Steak Country Gravy (Print Version)

Tender beef steak dipped in savory coating, fried golden and topped with smooth homemade country gravy.

# Ingredients:

→ Steak Prep

01 - About 4 tenderized cube steaks (weighing a total of 1 lb)
02 - 1 tsp of garlic powder
03 - A full teaspoon of table salt
04 - Half a teaspoon of freshly cracked black pepper

→ Crispy Coating

05 - 1½ cups plain flour
06 - 1½ tsp sea salt or your favorite seasoned salt
07 - A pinch of cayenne for some heat
08 - ½ tsp ground black pepper
09 - 1 tsp garlic powder
10 - ¼ tsp Cajun spice blend
11 - ¼ tsp of celery salt
12 - ¼ tsp sweet paprika
13 - ½ tsp of onion powder
14 - 1 large egg, lightly whisked
15 - Anywhere from ½ to ¾ cup of milk (use buttermilk if you like)
16 - 2 cups of canola oil for frying

→ Creamy Gravy Base

17 - 4 tbsp unsalted butter
18 - 4 tbsp all-purpose flour
19 - 1 cup lightly warmed chicken stock
20 - Around 1½ cups of whole milk at room temperature
21 - Season with salt and pepper to taste
22 - A pinch of dried thyme (optional)
23 - ¼ tsp onion powder
24 - ¼ tsp garlic powder

# Steps:

01 - Combine garlic powder, salt, and black pepper. Rub the mix onto all sides of the cube steak. Gently press it in. Leave it aside for now.
02 - Mix up your flour with paprika, sea salt, cayenne, garlic powder, Cajun spice, celery salt, black pepper, and onion powder in a wide bowl. In a second bowl, take ½ cup of this seasoned flour, then whisk in the egg and enough milk to create a thick batter.
03 - Take a steak and cover it in the dry flour mixture. Dip it into the wet batter, then back into the dry flour. Put it on a plate and repeat.
04 - Switch your oven to 200°F. Put a cooling rack inside a baking tray, then place it in the oven. In a deep skillet, heat 1 inch of oil until it reaches 350°F.
05 - Drop one or two steaks into the hot oil at a time. Fry them for 2-3 minutes per side or until they’re golden. Move them to the oven rack to keep warm. Do the same for the rest.
06 - Carefully pour out most of the hot oil, leaving some flavorful bits behind. Return the skillet to medium heat and drop in your butter to melt.
07 - Throw in the flour once your butter's melted and cook for 2-3 minutes, stirring the whole time. Let it turn golden and take on a nutty smell.
08 - Slowly pour in the chicken broth as you keep whisking, followed by the milk.

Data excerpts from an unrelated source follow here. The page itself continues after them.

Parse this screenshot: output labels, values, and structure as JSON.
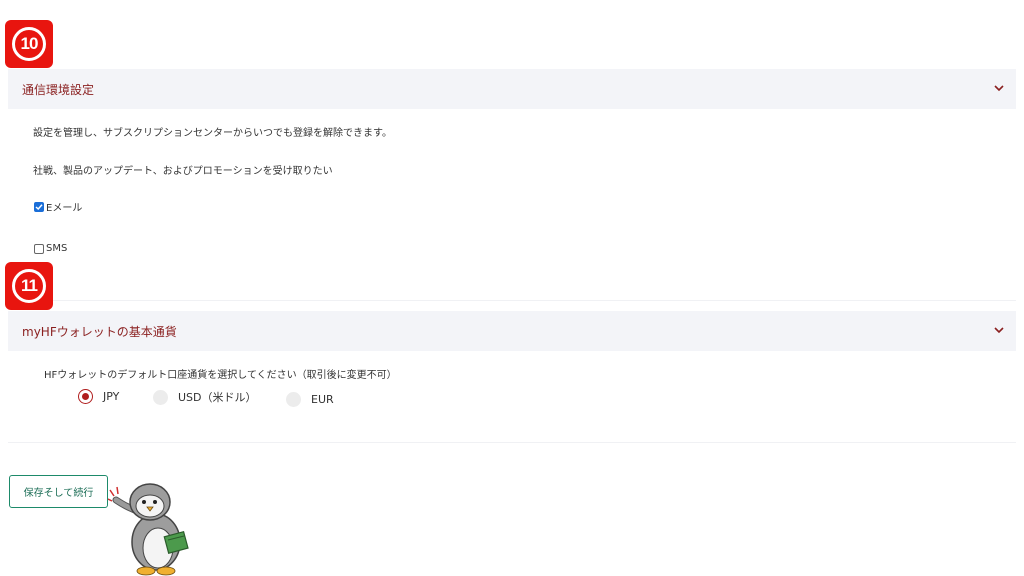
{
  "badges": {
    "step10": "10",
    "step11": "11"
  },
  "comm_section": {
    "title": "通信環境設定",
    "manage_text": "設定を管理し、サブスクリプションセンターからいつでも登録を解除できます。",
    "receive_text": "社戦、製品のアップデート、およびプロモーションを受け取りたい",
    "options": [
      {
        "label": "Eメール",
        "checked": true
      },
      {
        "label": "SMS",
        "checked": false
      }
    ]
  },
  "currency_section": {
    "title": "myHFウォレットの基本通貨",
    "prompt": "HFウォレットのデフォルト口座通貨を選択してください（取引後に変更不可）",
    "options": [
      {
        "label": "JPY",
        "selected": true
      },
      {
        "label": "USD（米ドル）",
        "selected": false
      },
      {
        "label": "EUR",
        "selected": false
      }
    ]
  },
  "save_button": "保存そして続行",
  "colors": {
    "badge": "#e8150f",
    "header_text": "#8a1f1f",
    "button_border": "#1d8a6a",
    "radio_selected": "#b01e1e",
    "checkbox": "#1a6ed8"
  },
  "icons": [
    "chevron-down-icon",
    "check-icon",
    "penguin-mascot"
  ]
}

Stir it till it thickens, which should take 5-7 minutes. If it's too thin, simmer it longer. If it’s too thick, splash in more milk.
09 - Taste and season the thickened gravy with salt, pepper, thyme, onion powder, and garlic powder. Add more seasoning if needed.
10 - Lay a steak on each plate and pour plenty of that creamy gravy over it. Pair with your favorite sides like buttery biscuits or mashed potatoes.

# Notes:

01 - Cube steak is made from tenderized round steak. Round steak can be pounded thin when cube isn’t an option.
02 - Letting the battered steaks sit on a rack for 10 minutes before frying makes them extra crunchy outside.
03 - Cook the gravy flour base just long enough to lose its raw taste. Don’t let it over-brown.